After struggling in silence for over a decade, actress Emma Caulfield revealed in a new Vanity Fair interview that she is living with multiple sclerosis (MRS).
A progressive disease that damages the central nervous system. Symptoms of MS may include numbness, speech disorders, blurred vision, severe fatigue, and altered muscle coordination.
The WandaVision star, 49, said she was diagnosed in 2010 after experiencing unusual numbness on the left side of her face. An MRI revealed the diagnosis, which Caulfield described as “kind of a nightmare.”
“I had a missed call from the doctor’s office, so I called back… And he said, ‘You have MS.’ It was like an out-of-body experience,” Caulfield told the publication. “I’m like, ‘No, that’s not possible. What are you talking about?’ He was very down-to-earth about it. “Well, you can get a second opinion…” It was literally a nightmare of sorts. I thought, ‘Am I going to die? How bad? What’s happening?’ I was so overwhelmed and quite hysterical.”

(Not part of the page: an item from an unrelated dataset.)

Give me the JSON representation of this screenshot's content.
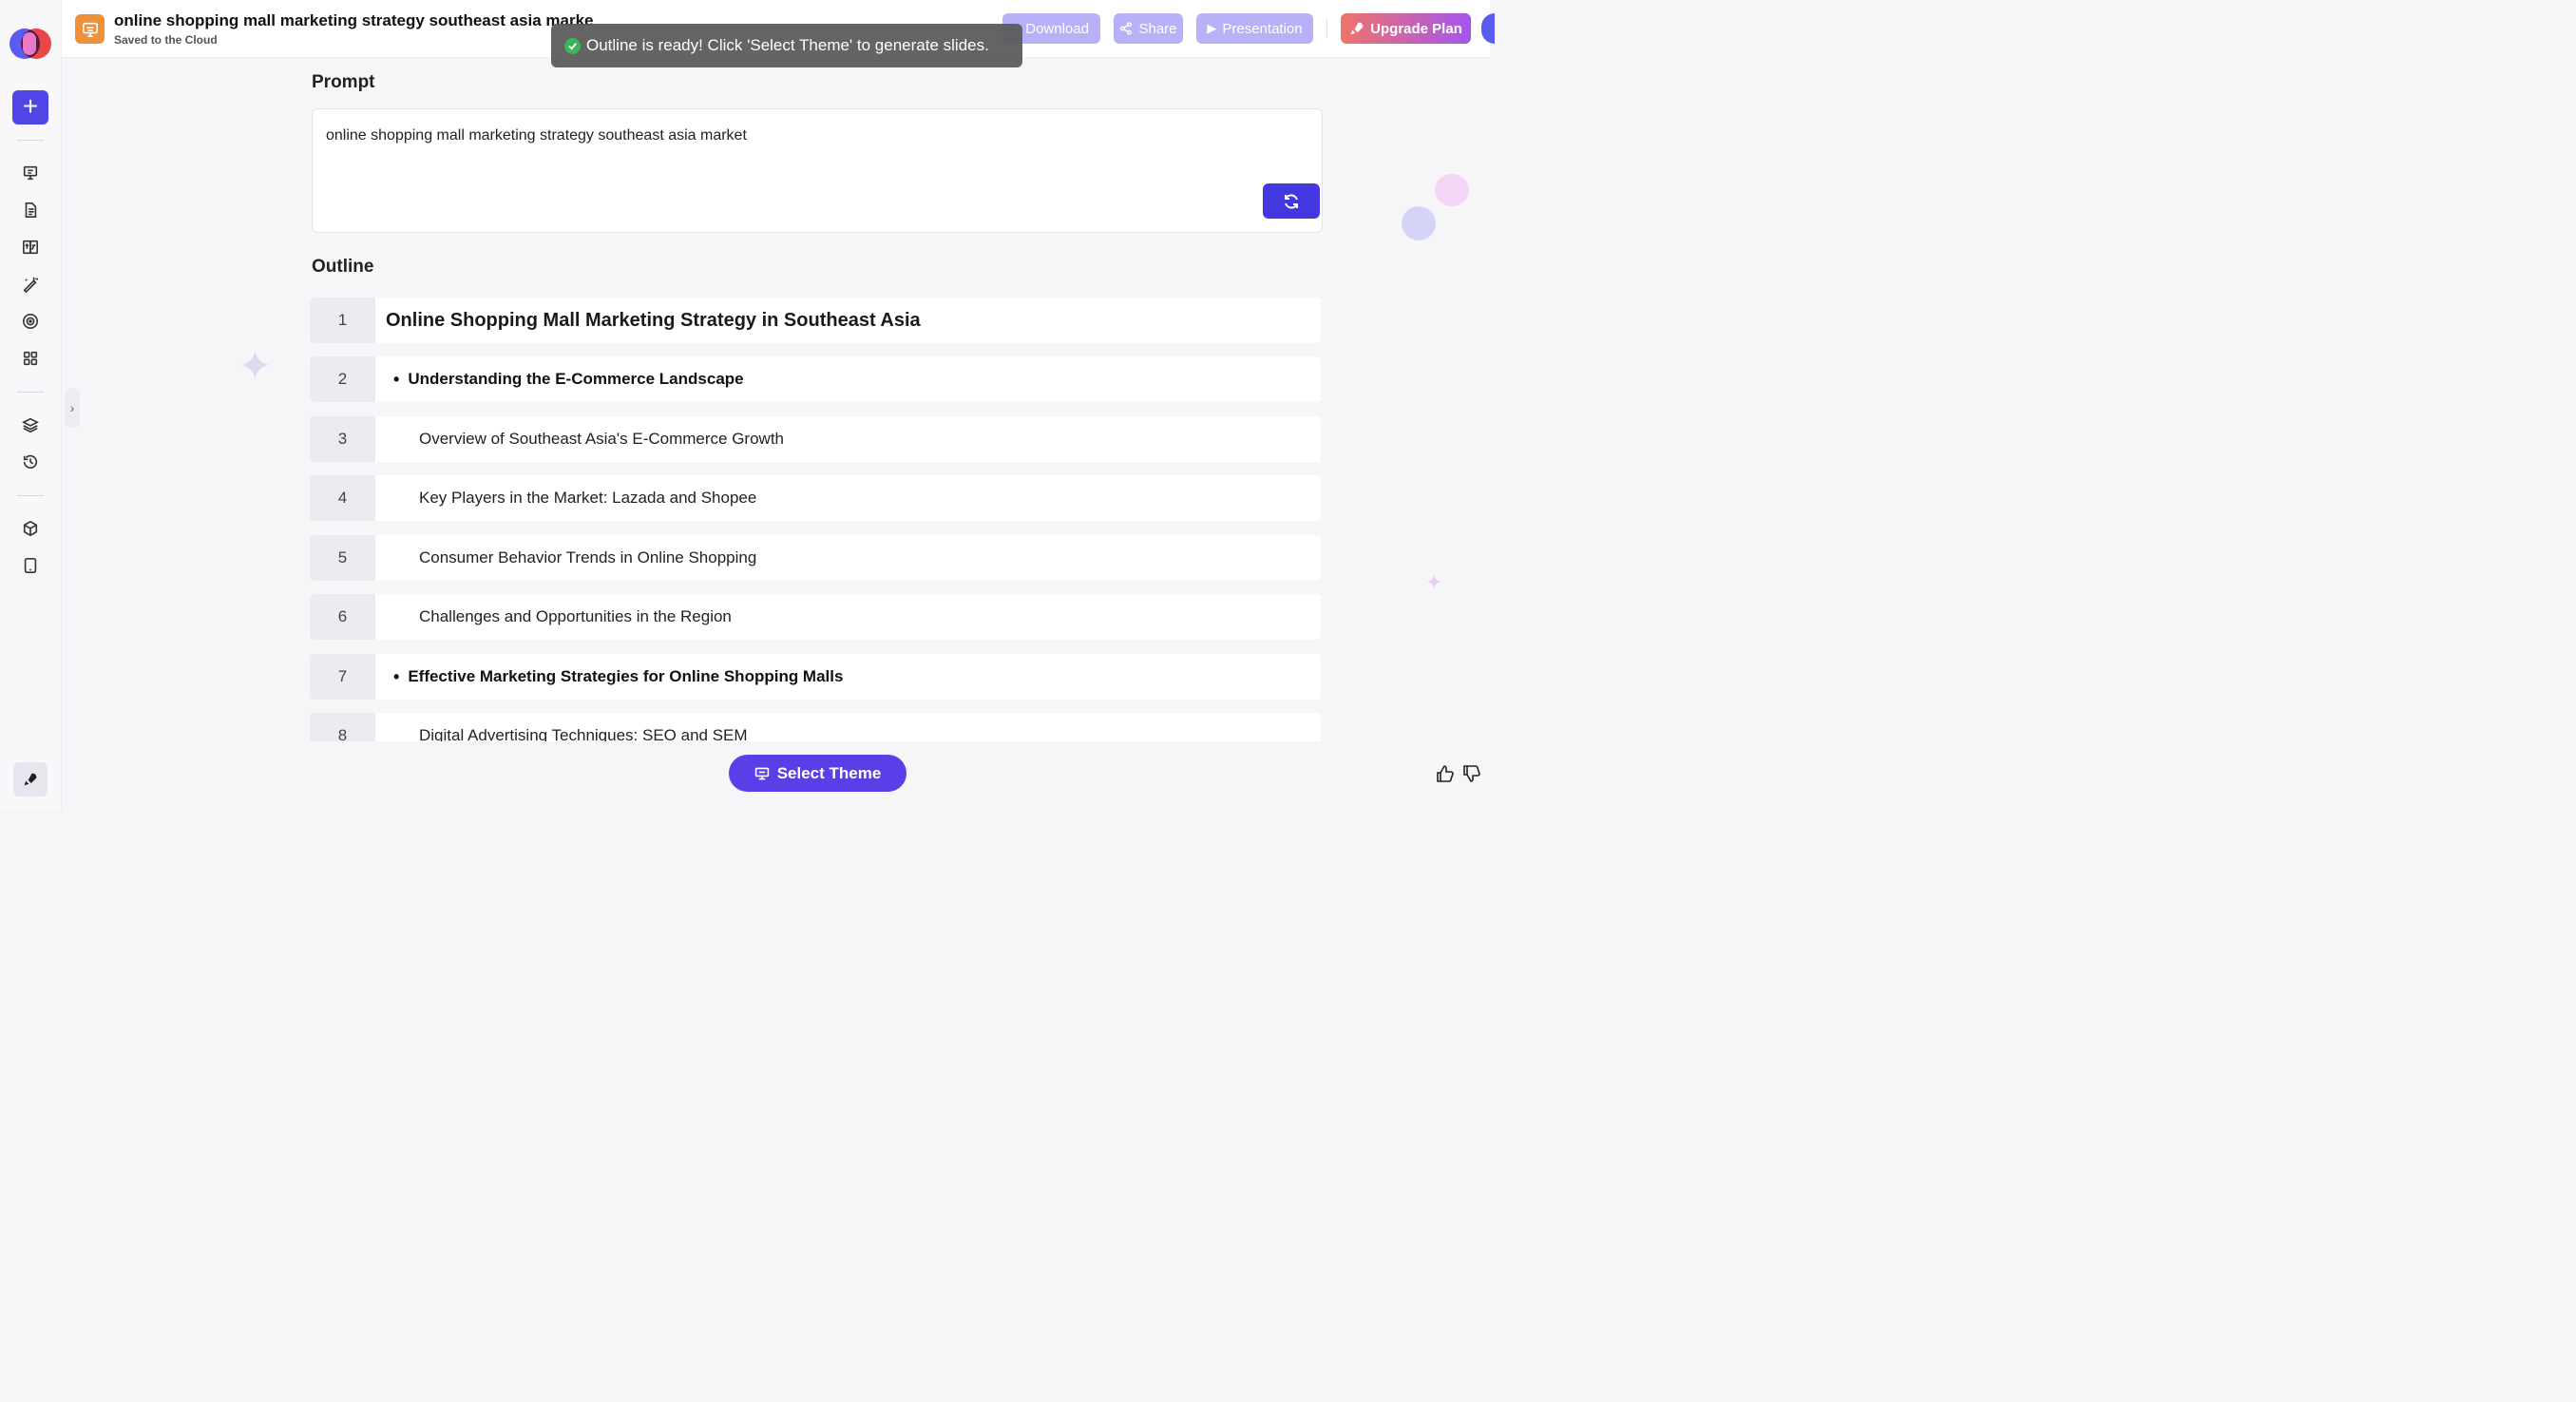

Despite the initial shock, Buffy the Vampire Slayer alum assured fans that she is “good now” in her MS journey.
“It’s weird to say when you get a diagnosis like that, but honestly, my attitude doesn’t crumble under the fear of ‘what if’ or ‘what can’ or ‘what has’ for other people to keep going.” she added.
Caulfield Shares Why She Reveals a Diagnosis Ten Years Later
Though Caulfield was initially driven to keep her MS diagnosis private for fear of being barred from future roles due to ability, the actress says she decided to finally share her story so she no longer hides the diagnosis from her six-year-old daughter.
“I’m so tired of not being honest. And beyond that, my daughter has changed my perspective, as I think anyone who is a parent can attest. I know she has a 30% greater chance of dealing with this, just good luck with the draw for her. She’s six. She’s just started first grade… I thought of her and how full of joy and active she is, and she’s just such a remarkable little creature,” Caulfield gushed .
But Caulfield admits she feels like she hasn’t done everything she can for her daughter, who she shares with her husband, Mark Leslie Ford.
“I don’t really do everything for her because I have my mouth shut. If I have a platform at all, I should use it,” she said. “Even if it affects my ability to get a job… It’s better for me to at least talk about this and be there to try and help the MS Foundation and other groups that are doing research.”
More information about the MS Foundation can be found at: her website.